A significant factor in the spread of Judaism is the influence of Karaite Jews. A substantial community of Karaites settled in Egypt, and some of their precepts appear to have filtered through Africa. The Karaites rejected adherence to the rulings of the hierarchical orthodox authorities. They played a significant role in the expansion of Judaism and as advocates of a greater religious role for women, factors that became evident in surviving religious customs of the Judeo-Berber communities and among the West African tribes who still claim some ties to Judaism.
The first maps which included large segments of Black Africa were made by Abraham Cresques of Majorka in the 13th century. The Cresque family derived their information from Jewish traders visiting the strategically placed Mediterranean island. These maps, and the tales filtering down from the traders themselves spurred the Portuguese, Spanish, and other European regimes to search for new countries to plunder and enslave in Black Africa.

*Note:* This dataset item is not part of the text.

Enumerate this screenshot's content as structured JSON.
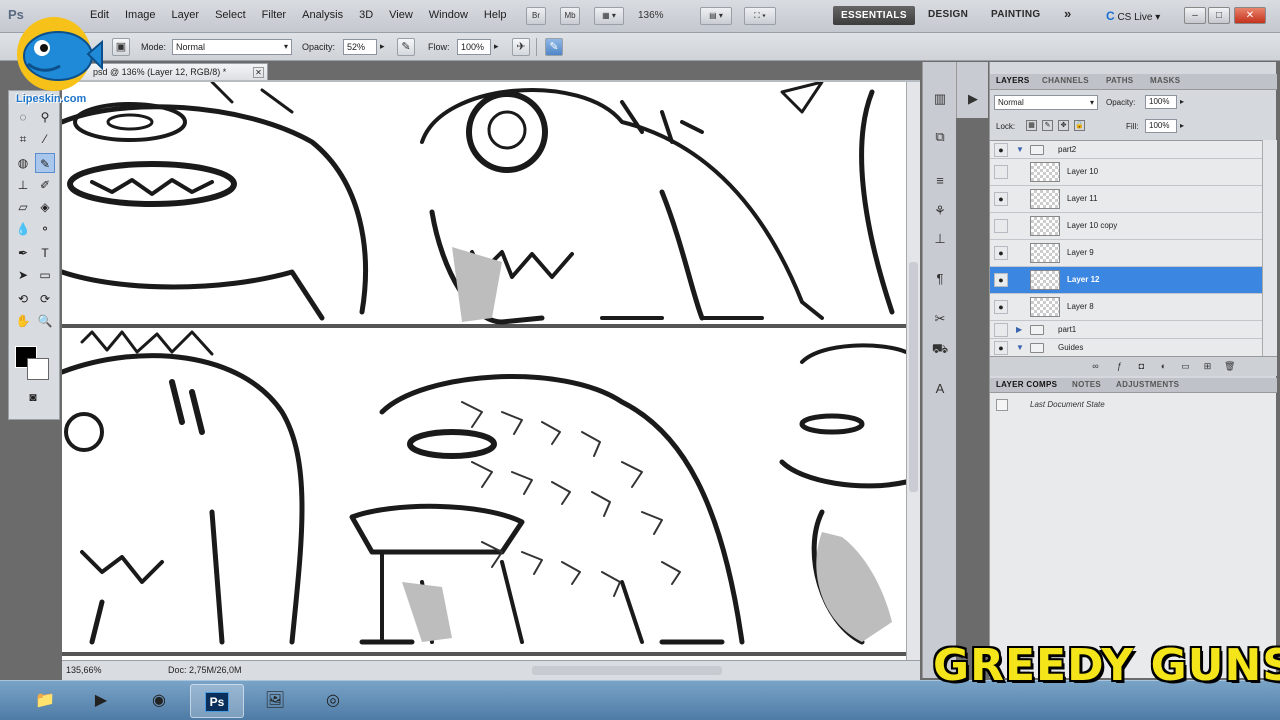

Mr. Lichtblau came upon intriguing references to "glassmakers in Niger who claim Jewish ancestry and trace their roots back to Hebron." In fact, such craftsmen were found by Rene Gardi, and reported on in his book African Crafts and Craftsmen, which was translated from the French and published by Litton Educational Publishing Co., NY, 1969.
The book contains dramatic color photographs of an African boy selling necklaces composed of vari-colored beads and bracelets executed in fairly sophisticated patterns by his father. "One does not usually expect to read about glassmakers in conjunction with Africa," the author notes, "but in the Nigerian city of Bida the art of transforming miserable beer or medicine bottles into brightly colored bracelets and beads is still practiced."
Bida is the capital of the
old kingdom of the Nupe, now a Muslim people. The author visited the glassmakers
in an outlying quarter of the city, where "live a few families bound together
in a strict guild, that of the glassmakers, who even now know how to guard
their trade secrets well... [They] say that they come from the East and
are not Nupe. Way-stations in their wanderings were the Bornuland in Chad,
and lastly Kano, before they settled down with the Nupe in Bida... The
glassmakers are regarded as strangers among the Nupe."
Gardi refers to the research of Leo Frobenius, a German ethnologist, who visited the Bida glassmakers in 1911, an earlier period in which the community's traditions were less distorted by the Islamic and Christian prejudices of more recent times. Frobenius found the glassmakers originally of the Jewish religion. The author also refers to an article by Manfred Korfman, who observed that the workers of a Hebron glass factory (no longer in existence), "produce their bracelets in the same fashion as the people of Bida."
The glassmakers were formed into an autonomous commune. About twelve "huts" [families] were still in operation.. When Gardi was there, the chief was named Daniyalu, "a man who commanded enormous respect." Note that the name appears to be a combination of Daniel and Yahu, transcribed into Yalu. It is a peculiarly Judaic name and construction!
The titillating references to a dimly apparent, symbiotic relationship of Jews with black African tribes indicate that a rich mine of both Judaic and African history remains to be researched.